I don’t want to address the substance of Evans’ piece, but rather a rhetorical choice he makes, specifically, his choice to compare UG to Brexit. (There was at least one other bit of rhetoric that bothered me, but I’ll save that for a later post.) A choice that serves no other purpose than to give the reader a negative emotional impression of UG. “Brexit is bad. UG is like Brexit in some way. Therefore UG is bad.”
So, what do UG and Brexit have in common? Well, Evans begins by discussing the fact that members of the UK government can’t seem to reach a consensus as to what Brexit means. In Evans’ words:
…[T]here are now, perhaps, as many versions of Brexit as there are governmental ministers; moreover, each minister’s version of Brexit seems to change each time they are interviewed on the subject. Brexit is a shape-shifting chimera, as the UK government attempts to square the impossible circle of respecting the referendum result, and democracy, while attempting to avoid destroying the UK’s economy.
UG, in Evans’ estimation is the same. Ask two generative grammarians what Universal Grammar means and you’ll get two distinct answers. Ask them again in a year, you’ll get two more answers. This leads Evans to the question of why generative grammarians can’t just settle on a definition of UG, to which he offers the answer: Because it isn’t real.
Seems pretty damning, but let’s push on it just a bit. If the “shape-shifting” nature of generative linguistics follows from the fact that UG isn’t real, does that mean that Brexit also isn’t real? Surely, Evans doesn’t believe that Brexit is merely a figment of the UK government’s collective imagination. I don’t think he does, but I do think he knows that most of his readers wish Brexit were just a dream they could awake from. And maybe now they want UG theory to be false.
And if “shape-shifting” is a sign that UG is false, why bother with the talk of Brexit? Why not write an article surveying the many ways UG theory has changed and been reinterpreted since the 50’s, and how current generative grammarians still debate each other on what UG is and isn’t? Perhaps because that wouldn’t make it as easy for the reader to conclude that UG theory is patently false.

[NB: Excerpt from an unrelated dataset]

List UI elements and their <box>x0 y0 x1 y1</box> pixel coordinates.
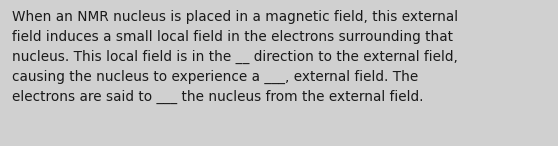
Text: When an NMR nucleus is placed in a magnetic field, this external
field induces a: When an NMR nucleus is placed in a magne… <box>12 10 459 104</box>
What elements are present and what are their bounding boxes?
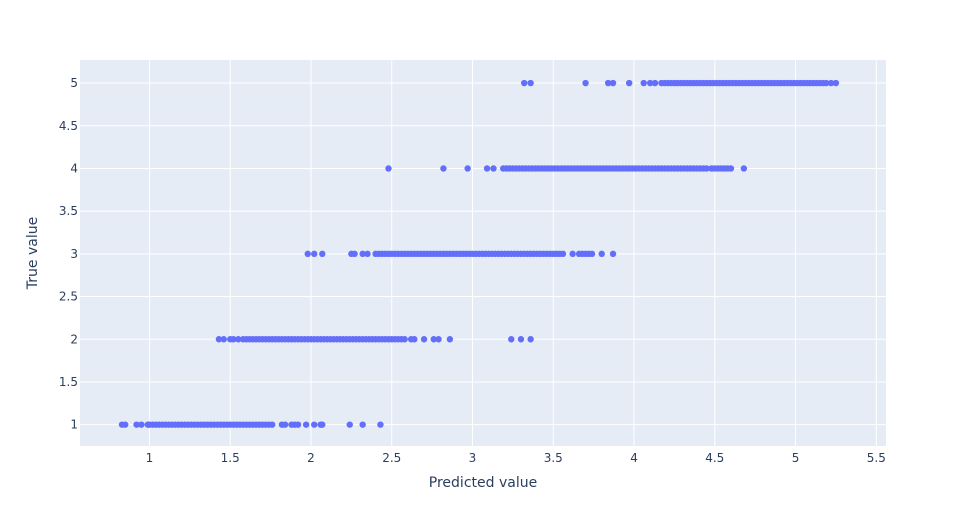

Just to drive my point home, let’s consider an article Evans could have written. One with the same logical structure, but vastly different emotional structure.
What do Quantum Mechanics and Universal Grammar have in common?
Ask a layperson about quantum mechanics and they may tell you something about Schrödinger’s cat being both alive and dead until we observe it, but ask a physicist or a philosopher of physics, and who knows what they’ll say. They may talk about superposition or the randomness of the universe. They might talk about guiding waves. They might even talk about multiple realities. Or maybe they’ll just show you some equations and go back to their experiments. In fact if you ask any number of physicists what quantum mechanics is you’ll get the same number of responses which differ from each other to varying degrees. And if you look at Universal Grammar theory, you’ll find a similar situation. Probably because UG simply isn’t real.
Such an article would never be published by Psychology Today, and any academic who wrote it would be laughed out of academia, and scolded for suggesting that quantum mechanics might be a lie.
And to be perfectly clear, anyone who used such a comparison to quantum mechanics to assert Universal Grammar’s validity would be equally as wrong, because (and I assume that Evans knows this, because I assume him to be neither stupid, nor irrational.) just because two things share one property doesn’t mean they share any other properties.
Quite frankly, I’m disappointed by Evans’ article. I’m disappointed that he’s resorted to this kind of emotional appeal rather than well-reasoned criticism against UG. Academics, like artists and politicians, need good criticism to keep them honest, because theories are made stronger not only by adding good arguments in their favour, but also by discarding bad arguments in their favour.